2025.01.17 【情報通信総合特集】情報サービス トップに聞く 25年の見通し・経営戦略 内田洋行 大久保昇社長

現場とデジタルで支援

データ利活用の仕組み提供

 2024年7月から第17次中期経営計画がスタートした。27年度を最終とする新中計は、少子高齢化による労働人口の減少が本格化する27年以降を見据え、デジタル環境とリアル環境でのデータの利活用を加速させ働く場と学ぶ場の革新に取り組んでいく。

 第16次中計では「人」と「データ」の時代になることを掲げ働き方変革と学び方変革の支援を強化してきた。市場の変化に柔軟に対応できるよう15年から進めてきた社内とグループの再編も成果になりつつある。GIGAスクールやウィンドウズパソコンの更新といった特需がない中でも、当社の基盤となる事業(ベースライン)を伸ばせて24年度の売り上げは特需のあった21年度に近づくレベルまで押し上げられてきている。

 この一年は働く現場と学ぶ現場でデータを活用する動きが進んだ。働く現場ではクラウド型会議室予約運用管理サービス「スマートルームズ」の利用が拡大。場所や時間にとらわれず柔軟に働けるハイブリッドワークを実現する独自の「スマートオフィスナビゲーター」の実績も増えてきた。次世代のオフィス基盤になれるよう提案していく。

 データ活用を推進しているスマートインサイト社を吸収合併し、生成AIの時代に不可欠なデータ活用の仕組みを柔軟に提供できるようになった。大手自動車メーカーでも利活用が進み、今後は働く人が欲しいデータを取得し活用できるよう提案していきたい。中堅中小企業のデジタル化の支援も加速させる。基幹パッケージ「スーパーカクテルCoreシリーズ」最新版は、中堅中小企業の業務全般のデジタル化を実現できる。得意の食品業界や建築業界に向けた提案を進めていく。
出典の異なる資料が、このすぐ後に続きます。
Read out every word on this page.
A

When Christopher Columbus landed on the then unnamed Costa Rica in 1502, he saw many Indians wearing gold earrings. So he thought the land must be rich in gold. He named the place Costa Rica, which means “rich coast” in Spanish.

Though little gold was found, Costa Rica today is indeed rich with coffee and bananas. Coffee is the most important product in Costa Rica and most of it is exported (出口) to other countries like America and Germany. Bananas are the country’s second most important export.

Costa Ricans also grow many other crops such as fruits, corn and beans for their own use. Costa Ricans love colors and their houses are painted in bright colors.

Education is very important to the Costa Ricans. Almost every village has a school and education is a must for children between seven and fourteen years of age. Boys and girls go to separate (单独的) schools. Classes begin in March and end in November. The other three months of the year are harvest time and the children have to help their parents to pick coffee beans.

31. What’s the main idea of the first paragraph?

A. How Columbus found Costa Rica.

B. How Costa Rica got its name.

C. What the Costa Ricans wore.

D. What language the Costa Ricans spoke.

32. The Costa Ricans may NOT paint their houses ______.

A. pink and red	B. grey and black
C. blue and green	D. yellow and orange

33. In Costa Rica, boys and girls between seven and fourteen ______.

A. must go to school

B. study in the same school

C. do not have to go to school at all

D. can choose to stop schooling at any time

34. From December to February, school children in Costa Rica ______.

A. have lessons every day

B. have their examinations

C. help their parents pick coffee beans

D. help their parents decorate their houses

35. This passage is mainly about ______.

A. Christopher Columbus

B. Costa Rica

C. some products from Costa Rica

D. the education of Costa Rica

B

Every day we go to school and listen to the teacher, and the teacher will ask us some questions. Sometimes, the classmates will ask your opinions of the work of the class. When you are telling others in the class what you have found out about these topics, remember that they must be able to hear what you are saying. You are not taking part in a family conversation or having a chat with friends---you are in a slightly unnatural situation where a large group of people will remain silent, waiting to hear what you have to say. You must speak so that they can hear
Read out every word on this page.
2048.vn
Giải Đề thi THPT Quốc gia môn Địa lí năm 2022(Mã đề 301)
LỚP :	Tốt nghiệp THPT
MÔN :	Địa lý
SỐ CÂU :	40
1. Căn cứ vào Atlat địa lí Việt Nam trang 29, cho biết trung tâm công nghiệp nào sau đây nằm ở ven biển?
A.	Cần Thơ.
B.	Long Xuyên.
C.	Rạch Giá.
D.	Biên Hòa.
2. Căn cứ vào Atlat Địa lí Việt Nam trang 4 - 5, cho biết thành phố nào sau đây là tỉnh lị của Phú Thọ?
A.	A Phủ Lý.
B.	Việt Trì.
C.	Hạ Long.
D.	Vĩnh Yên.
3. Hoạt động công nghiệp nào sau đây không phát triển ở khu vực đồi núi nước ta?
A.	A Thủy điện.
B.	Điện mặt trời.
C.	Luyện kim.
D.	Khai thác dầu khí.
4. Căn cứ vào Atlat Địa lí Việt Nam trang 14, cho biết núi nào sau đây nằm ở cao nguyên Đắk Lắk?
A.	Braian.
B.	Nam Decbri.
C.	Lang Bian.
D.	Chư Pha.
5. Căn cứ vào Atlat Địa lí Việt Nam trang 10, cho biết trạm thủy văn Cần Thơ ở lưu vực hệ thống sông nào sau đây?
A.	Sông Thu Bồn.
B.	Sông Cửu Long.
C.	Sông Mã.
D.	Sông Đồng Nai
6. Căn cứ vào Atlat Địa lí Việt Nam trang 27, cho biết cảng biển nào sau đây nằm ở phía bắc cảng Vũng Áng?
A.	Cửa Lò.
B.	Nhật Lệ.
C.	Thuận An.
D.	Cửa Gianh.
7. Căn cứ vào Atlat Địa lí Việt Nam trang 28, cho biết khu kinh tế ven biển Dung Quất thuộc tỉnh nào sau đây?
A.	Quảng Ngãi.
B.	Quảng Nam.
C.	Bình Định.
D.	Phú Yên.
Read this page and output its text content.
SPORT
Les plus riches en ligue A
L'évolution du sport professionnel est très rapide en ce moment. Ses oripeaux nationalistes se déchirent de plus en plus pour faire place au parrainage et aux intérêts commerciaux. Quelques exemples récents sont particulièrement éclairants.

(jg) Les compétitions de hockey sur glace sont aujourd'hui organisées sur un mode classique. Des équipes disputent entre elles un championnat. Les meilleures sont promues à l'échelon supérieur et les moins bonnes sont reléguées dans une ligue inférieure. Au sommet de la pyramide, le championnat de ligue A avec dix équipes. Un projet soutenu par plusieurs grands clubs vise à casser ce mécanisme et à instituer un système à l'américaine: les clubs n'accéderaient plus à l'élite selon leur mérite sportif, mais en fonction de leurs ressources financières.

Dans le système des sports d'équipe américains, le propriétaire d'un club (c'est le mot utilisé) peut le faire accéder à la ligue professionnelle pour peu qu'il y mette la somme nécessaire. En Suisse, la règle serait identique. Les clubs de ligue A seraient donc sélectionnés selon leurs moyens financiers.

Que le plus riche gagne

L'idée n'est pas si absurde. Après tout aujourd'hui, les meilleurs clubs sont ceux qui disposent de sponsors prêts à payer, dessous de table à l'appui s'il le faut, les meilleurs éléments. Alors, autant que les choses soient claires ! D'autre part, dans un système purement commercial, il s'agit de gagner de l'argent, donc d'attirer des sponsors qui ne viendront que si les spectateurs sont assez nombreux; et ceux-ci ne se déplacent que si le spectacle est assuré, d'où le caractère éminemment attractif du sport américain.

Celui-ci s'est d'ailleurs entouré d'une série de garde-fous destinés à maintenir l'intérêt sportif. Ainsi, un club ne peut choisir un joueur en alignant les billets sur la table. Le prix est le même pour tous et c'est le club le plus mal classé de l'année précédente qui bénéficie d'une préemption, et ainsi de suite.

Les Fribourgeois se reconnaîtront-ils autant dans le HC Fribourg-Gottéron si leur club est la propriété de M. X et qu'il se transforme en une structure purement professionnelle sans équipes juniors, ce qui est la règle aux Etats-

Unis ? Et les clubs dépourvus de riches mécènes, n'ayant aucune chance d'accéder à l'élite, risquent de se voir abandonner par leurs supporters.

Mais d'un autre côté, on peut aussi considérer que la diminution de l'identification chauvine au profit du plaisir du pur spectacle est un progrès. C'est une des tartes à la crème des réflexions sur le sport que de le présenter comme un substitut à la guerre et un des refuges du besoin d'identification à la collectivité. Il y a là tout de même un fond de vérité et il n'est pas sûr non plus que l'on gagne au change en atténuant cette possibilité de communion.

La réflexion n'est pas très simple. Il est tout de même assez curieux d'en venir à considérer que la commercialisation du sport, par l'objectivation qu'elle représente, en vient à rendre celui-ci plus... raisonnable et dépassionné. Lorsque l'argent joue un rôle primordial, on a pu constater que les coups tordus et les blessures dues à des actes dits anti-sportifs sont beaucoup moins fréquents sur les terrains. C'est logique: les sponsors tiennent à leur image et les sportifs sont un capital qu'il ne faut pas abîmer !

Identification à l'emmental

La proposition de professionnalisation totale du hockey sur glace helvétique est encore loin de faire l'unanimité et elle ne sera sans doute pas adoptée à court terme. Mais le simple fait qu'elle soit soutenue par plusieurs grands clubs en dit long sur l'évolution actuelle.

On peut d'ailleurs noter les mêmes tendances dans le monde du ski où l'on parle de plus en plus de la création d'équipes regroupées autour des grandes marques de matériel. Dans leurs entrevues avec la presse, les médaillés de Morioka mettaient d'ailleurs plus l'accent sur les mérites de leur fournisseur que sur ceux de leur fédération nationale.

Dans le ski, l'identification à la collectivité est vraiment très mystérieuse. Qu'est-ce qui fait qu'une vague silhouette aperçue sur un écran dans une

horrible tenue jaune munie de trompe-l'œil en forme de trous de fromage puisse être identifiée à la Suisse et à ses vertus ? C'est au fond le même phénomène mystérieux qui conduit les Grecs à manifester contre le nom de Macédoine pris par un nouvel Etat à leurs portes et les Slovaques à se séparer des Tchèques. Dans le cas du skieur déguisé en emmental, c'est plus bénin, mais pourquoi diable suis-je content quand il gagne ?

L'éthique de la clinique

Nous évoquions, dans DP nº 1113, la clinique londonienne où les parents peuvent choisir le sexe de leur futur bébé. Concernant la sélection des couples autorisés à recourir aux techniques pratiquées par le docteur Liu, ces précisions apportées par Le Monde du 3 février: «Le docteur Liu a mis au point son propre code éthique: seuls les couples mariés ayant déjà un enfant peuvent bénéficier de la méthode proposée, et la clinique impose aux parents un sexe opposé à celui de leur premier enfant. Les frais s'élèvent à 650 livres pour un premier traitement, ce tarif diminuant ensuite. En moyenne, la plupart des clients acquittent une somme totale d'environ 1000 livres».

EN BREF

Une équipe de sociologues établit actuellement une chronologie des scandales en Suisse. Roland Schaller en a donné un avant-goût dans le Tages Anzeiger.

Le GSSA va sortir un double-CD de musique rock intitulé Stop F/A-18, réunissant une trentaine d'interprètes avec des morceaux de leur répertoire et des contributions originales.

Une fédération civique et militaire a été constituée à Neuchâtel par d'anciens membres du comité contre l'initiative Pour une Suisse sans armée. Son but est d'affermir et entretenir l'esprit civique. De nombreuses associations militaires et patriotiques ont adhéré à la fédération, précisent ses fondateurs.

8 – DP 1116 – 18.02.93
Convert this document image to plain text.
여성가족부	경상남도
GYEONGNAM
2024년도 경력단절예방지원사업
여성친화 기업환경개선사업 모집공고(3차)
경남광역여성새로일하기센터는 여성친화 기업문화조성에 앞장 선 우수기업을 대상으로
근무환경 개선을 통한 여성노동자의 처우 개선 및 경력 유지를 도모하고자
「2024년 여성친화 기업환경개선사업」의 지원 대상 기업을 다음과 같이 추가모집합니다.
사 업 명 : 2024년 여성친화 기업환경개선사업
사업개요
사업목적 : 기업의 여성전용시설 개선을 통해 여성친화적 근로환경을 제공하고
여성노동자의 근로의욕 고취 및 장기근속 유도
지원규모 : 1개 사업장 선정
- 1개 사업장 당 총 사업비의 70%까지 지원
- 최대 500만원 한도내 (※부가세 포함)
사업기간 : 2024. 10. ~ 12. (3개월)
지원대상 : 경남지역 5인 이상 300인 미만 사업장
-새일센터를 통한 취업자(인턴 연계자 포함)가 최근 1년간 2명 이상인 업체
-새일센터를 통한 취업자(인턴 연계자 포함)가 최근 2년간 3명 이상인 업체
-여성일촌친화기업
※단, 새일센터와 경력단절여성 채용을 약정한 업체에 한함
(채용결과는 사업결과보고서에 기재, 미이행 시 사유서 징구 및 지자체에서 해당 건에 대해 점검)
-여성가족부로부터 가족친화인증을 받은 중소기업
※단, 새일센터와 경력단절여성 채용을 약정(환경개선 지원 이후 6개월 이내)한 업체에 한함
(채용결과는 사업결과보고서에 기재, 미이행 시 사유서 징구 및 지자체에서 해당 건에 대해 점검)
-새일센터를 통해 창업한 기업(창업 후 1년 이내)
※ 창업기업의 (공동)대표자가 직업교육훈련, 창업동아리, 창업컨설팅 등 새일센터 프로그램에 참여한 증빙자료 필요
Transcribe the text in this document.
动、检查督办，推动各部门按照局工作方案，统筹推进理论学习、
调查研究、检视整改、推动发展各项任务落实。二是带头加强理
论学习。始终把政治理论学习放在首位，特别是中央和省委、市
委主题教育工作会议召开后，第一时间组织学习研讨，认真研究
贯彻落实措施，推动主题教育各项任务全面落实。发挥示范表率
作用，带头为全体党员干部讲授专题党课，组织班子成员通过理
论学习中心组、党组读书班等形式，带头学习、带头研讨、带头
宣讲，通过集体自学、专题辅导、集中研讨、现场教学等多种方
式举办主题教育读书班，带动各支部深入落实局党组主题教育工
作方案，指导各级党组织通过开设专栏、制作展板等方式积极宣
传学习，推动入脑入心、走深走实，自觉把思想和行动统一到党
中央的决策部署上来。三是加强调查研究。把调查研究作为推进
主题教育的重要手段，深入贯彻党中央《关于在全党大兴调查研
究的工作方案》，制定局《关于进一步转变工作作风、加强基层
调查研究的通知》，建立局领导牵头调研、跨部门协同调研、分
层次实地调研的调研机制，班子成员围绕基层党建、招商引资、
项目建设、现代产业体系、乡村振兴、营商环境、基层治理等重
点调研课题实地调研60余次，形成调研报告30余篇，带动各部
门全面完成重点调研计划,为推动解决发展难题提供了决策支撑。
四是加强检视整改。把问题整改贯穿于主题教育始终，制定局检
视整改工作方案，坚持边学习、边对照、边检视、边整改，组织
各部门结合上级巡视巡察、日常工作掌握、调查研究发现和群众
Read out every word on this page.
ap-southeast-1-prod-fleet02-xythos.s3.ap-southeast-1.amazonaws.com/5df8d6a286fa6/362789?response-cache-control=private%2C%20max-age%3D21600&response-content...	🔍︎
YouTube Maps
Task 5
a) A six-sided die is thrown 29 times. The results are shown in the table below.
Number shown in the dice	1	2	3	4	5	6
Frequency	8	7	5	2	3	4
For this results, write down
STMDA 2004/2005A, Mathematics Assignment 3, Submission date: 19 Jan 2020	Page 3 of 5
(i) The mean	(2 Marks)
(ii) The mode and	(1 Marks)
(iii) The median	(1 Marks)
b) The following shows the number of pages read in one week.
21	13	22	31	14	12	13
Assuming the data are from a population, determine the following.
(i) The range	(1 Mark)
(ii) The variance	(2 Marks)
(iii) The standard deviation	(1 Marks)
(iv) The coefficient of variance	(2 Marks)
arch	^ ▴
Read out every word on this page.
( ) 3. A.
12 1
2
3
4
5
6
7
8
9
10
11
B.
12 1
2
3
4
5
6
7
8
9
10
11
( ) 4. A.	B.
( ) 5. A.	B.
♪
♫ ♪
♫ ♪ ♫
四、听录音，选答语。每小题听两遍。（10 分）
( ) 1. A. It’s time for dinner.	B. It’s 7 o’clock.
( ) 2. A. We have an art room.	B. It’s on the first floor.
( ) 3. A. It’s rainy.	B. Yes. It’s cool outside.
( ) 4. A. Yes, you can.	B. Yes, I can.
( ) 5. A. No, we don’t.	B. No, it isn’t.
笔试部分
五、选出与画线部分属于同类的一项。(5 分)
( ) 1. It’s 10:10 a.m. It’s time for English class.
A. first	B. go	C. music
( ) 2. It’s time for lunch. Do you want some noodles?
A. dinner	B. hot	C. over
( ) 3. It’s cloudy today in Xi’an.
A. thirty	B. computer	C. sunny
 学ぶ現場では、自治体や教育機関との事例が増えてきた。学校と家庭と地域をつなぐ仕組みづくりも進み、昨年は横浜市の児童生徒26万人、教職員2万人が使う学習支援システムを構築した。学校と地域をつなぐ取り組みはほかの自治体にも展開したい。あわせて子会社化したルクセンブルクのオープン・アセスメント・テクノロジーズ社が持つCBT(コンピューターテスト)基盤も国内展開していく。

 新中計は27年度に売り上げ3400億円、営業利益115億円を目指す。25~26年にかけてGIGAスクールの更新や自治体のシステム標準化といった需要がピークを迎える。単なるシステム更新ではなく、データを利活用できる環境づくりに重点を置き展開していきたい。当社はオフィスや教育などの現場(リアル)のデータ活用とデジタルのデータ活用の双方を組み合わせて支援できる。前中計でグループ内外の体制を整えたため、整えた基盤を新中計期間中に最大限生かした展開を図っていく。